Is Your Cat Left-Pawed or Right-Pawed?

I read an article in the LA Times that was interesting - Left-pawed or right-pawed: The camp your cat falls into is probably determined by its gender. Using various tests, researchers concluded that gender determines whether a cat shows a preference for its right or left paw for various tasks. When swatting at a toy mouse, all cats used both paws interchangeably. But for a more intricate task, male cats tended to use their left paws, and females used their right.

My cat Jack plays with a feather toyKnowing that my sample size of five cats was much too low, I thought I would test the researchers conclusions. I dangled a feather toy in front of Simon, and he just looked at me. Jack seemed interested, so I dangled the toy in front of him and he swatted with his left paw. I made a mental note. Again, left. Then left, left, right, right, right. This agreed with their findings: He used both paws interchangeably. Simon was now interested, and he performed similar to Jack. Daisy was next. When I dangled the feather toy in front of her, she almost exclusively used her left paw. This was contrary to the results of the research. I tried to tempt Abby with the toy, but by this time three other cats wanted to play, which did not please her, so she left the room. I did not test Baby as she was sleeping at the top of the cat tree.

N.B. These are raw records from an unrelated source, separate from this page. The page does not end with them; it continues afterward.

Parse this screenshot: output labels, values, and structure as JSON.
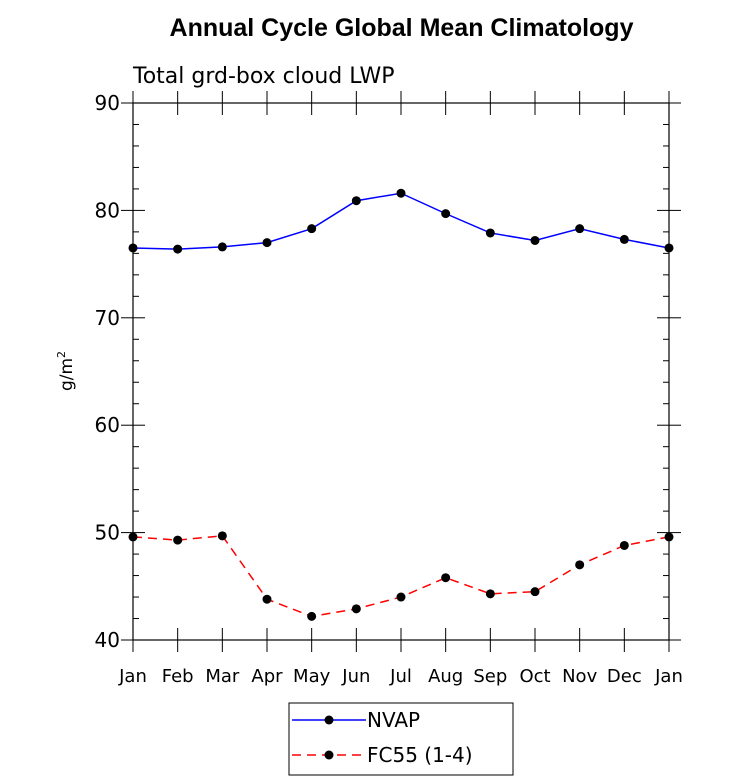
{
  "title": "Annual Cycle Global Mean Climatology",
  "chart_data": {
    "type": "line",
    "title": "Annual Cycle Global Mean Climatology",
    "subtitle": "Total grd-box cloud LWP",
    "ylabel": "g/m",
    "ylabel_superscript": "2",
    "xlabel": "",
    "ylim": [
      40,
      90
    ],
    "yticks": [
      40,
      50,
      60,
      70,
      80,
      90
    ],
    "categories": [
      "Jan",
      "Feb",
      "Mar",
      "Apr",
      "May",
      "Jun",
      "Jul",
      "Aug",
      "Sep",
      "Oct",
      "Nov",
      "Dec",
      "Jan"
    ],
    "series": [
      {
        "name": "NVAP",
        "color": "#0000ff",
        "dash": "solid",
        "values": [
          76.5,
          76.4,
          76.6,
          77.0,
          78.3,
          80.9,
          81.6,
          79.7,
          77.9,
          77.2,
          78.3,
          77.3,
          76.5
        ]
      },
      {
        "name": "FC55 (1-4)",
        "color": "#ff0000",
        "dash": "dashed",
        "values": [
          49.6,
          49.3,
          49.7,
          43.8,
          42.2,
          42.9,
          44.0,
          45.8,
          44.3,
          44.5,
          47.0,
          48.8,
          49.6
        ]
      }
    ],
    "grid": false,
    "legend": "bottom-center"
  }
}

Performing a more complex task - removing tuna from a jar - is where gender trends were apparent. Some of my cats are intolerant to fish, so this test was not going to happen with my crew.

Overall, my unscientific survey was inconclusive: Two males cats used both paws equally in a non-complex test, one female used her left paw almost exclusively, two females were not interested. I could test each cat at each task 100 times like the researchers did. I think not.